Photo from flikr user rocksee
(Images adapted from flickr users Duke TIP and Patrick Beeson)
One way in which software engineering differs from other engineering disciplines is that in software the prototype is often confused with the real thing.
Nobody looks upon a prototype 1/50th scale model of a bridge and says "Looks done, let's drive trucks across it now." Yet in software development such sentiment is commonplace -- "Looks like it's working, all we have to do is clean up the bugs and ship it!"
If this were merely a misunderstanding between the programmers and the business-types it would be understandable, but the unfortunate fact is that it's often the programmers themselves who believe this. This attitude of hack-and-patch contributes to the general lack of quality of software compared to other engineering disciplines and this is compounded by the perceived low-cost of failure.
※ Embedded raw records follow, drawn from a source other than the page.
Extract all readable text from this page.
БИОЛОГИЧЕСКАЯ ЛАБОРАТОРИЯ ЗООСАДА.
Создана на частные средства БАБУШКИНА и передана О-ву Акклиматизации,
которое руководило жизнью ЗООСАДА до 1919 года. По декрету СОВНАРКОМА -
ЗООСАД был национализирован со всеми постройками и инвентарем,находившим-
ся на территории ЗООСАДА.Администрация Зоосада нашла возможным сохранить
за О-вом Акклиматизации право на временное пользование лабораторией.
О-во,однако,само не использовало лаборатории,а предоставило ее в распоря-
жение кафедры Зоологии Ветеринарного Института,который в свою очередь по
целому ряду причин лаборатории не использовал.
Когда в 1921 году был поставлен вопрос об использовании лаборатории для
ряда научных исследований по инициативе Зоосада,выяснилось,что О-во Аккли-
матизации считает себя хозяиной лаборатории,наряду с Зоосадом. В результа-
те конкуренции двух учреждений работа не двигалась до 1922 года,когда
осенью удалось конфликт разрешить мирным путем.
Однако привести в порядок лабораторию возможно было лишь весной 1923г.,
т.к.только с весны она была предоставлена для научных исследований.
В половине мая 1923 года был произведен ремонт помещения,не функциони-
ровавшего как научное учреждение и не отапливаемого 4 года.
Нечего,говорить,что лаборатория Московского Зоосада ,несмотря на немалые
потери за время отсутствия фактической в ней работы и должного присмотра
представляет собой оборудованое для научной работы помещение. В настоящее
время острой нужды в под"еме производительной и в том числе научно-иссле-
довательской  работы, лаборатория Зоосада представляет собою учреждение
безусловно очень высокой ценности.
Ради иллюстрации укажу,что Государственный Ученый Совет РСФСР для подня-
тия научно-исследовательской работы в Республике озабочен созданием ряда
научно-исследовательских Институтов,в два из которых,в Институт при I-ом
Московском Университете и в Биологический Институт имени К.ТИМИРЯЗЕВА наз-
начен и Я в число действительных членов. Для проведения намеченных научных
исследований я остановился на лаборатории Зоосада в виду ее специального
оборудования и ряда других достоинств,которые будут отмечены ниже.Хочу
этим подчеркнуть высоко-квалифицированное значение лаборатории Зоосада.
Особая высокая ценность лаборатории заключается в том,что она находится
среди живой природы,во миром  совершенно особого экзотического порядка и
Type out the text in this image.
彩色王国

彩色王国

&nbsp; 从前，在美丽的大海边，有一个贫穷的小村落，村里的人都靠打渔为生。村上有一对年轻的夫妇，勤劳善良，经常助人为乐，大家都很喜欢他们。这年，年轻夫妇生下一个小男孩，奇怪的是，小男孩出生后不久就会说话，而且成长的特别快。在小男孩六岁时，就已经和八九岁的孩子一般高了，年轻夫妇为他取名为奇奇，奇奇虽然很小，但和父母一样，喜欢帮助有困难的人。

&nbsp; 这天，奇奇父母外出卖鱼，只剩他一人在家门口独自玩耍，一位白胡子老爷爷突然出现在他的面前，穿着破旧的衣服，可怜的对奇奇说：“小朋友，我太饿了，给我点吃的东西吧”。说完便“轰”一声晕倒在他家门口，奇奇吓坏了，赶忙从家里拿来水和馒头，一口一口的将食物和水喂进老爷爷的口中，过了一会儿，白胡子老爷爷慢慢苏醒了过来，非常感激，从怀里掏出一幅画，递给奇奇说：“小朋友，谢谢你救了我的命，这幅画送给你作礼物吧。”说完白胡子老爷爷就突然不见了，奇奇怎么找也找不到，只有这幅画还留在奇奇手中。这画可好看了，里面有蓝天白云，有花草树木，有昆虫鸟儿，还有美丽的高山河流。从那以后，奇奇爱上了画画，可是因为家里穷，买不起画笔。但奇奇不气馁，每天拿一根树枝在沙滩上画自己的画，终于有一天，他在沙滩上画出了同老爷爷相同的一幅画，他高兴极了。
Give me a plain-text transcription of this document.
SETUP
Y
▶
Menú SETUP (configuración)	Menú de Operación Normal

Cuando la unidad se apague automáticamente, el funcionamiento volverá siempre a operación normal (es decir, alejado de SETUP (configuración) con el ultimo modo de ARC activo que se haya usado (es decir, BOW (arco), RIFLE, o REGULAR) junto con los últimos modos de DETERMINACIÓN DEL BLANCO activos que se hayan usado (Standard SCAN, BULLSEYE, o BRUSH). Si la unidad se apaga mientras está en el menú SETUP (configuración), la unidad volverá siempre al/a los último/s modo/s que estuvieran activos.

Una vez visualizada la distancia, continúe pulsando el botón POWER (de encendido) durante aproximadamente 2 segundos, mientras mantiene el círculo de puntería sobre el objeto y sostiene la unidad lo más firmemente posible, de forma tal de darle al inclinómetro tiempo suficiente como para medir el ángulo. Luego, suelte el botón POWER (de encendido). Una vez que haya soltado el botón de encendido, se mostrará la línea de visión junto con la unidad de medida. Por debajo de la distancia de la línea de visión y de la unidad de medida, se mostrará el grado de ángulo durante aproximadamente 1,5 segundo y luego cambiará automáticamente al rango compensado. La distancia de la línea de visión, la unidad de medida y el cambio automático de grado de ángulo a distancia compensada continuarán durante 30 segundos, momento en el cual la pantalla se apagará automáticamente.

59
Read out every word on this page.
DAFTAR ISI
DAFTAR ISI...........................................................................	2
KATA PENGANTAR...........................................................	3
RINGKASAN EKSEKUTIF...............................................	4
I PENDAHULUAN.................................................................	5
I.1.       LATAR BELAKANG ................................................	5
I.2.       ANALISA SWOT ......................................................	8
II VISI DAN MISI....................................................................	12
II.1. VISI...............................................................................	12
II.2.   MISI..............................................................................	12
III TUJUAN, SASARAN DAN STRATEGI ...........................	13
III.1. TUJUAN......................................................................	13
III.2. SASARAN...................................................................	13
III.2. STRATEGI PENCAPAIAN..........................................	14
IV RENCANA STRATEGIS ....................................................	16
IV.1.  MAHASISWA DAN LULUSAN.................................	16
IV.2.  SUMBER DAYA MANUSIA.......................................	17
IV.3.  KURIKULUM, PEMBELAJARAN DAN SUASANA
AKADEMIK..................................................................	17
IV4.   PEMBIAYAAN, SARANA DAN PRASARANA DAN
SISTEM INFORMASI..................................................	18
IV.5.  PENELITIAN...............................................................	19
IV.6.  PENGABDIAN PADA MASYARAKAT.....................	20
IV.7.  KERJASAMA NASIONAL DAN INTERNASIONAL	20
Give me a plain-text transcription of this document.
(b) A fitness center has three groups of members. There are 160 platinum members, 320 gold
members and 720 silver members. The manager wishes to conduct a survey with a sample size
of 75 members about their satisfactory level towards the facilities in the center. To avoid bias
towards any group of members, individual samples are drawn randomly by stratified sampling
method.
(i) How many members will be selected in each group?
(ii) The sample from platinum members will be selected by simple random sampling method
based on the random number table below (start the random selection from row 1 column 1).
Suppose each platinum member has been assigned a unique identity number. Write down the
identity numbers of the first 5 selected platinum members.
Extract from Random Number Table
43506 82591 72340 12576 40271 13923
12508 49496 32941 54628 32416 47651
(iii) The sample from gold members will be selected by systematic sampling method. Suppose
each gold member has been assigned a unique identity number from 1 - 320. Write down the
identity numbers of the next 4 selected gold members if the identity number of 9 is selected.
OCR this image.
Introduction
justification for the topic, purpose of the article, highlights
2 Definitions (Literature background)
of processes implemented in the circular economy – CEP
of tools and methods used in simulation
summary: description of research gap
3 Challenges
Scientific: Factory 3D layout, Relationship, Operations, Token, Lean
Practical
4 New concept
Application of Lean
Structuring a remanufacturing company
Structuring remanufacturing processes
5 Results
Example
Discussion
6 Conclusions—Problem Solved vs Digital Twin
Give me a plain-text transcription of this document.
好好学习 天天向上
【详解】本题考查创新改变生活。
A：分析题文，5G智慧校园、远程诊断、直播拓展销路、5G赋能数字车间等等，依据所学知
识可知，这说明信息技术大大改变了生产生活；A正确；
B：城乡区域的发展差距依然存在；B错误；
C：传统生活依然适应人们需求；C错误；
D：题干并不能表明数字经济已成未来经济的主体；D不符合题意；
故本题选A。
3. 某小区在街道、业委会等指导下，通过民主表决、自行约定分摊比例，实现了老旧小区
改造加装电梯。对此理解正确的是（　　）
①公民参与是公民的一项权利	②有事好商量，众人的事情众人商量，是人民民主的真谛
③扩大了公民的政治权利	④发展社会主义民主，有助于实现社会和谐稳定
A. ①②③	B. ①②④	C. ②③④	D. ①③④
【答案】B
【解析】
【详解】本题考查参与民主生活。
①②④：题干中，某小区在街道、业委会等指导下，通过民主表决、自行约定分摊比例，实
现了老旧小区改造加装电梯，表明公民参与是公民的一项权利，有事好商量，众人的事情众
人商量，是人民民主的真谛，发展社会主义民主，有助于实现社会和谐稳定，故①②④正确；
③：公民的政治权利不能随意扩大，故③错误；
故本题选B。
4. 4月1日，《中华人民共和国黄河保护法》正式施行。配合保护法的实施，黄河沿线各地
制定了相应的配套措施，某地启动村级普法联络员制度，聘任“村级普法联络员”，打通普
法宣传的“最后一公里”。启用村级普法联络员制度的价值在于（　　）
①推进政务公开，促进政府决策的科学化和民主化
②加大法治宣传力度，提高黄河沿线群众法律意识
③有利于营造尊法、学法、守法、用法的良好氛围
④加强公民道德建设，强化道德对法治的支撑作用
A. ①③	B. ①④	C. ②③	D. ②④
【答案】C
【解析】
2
Structural engineers don't say to themselves: "If it doesn't work we'll just patch it in the field." Electrical engineers don't say: "Ahh, sort of works... we'll upgrade it after tape-out." It has never occurred to a mechanical engineer that they could hide their lack of quality control by creating an automatic update system that secretly updates their wares behind their customer's backs.
For software engineering to be done right -- like in every other creative discipline -- time and space have to be allocated for building *disposable* prototypes. There is no progress without failure, but you don't have to subject your customers to your failures either.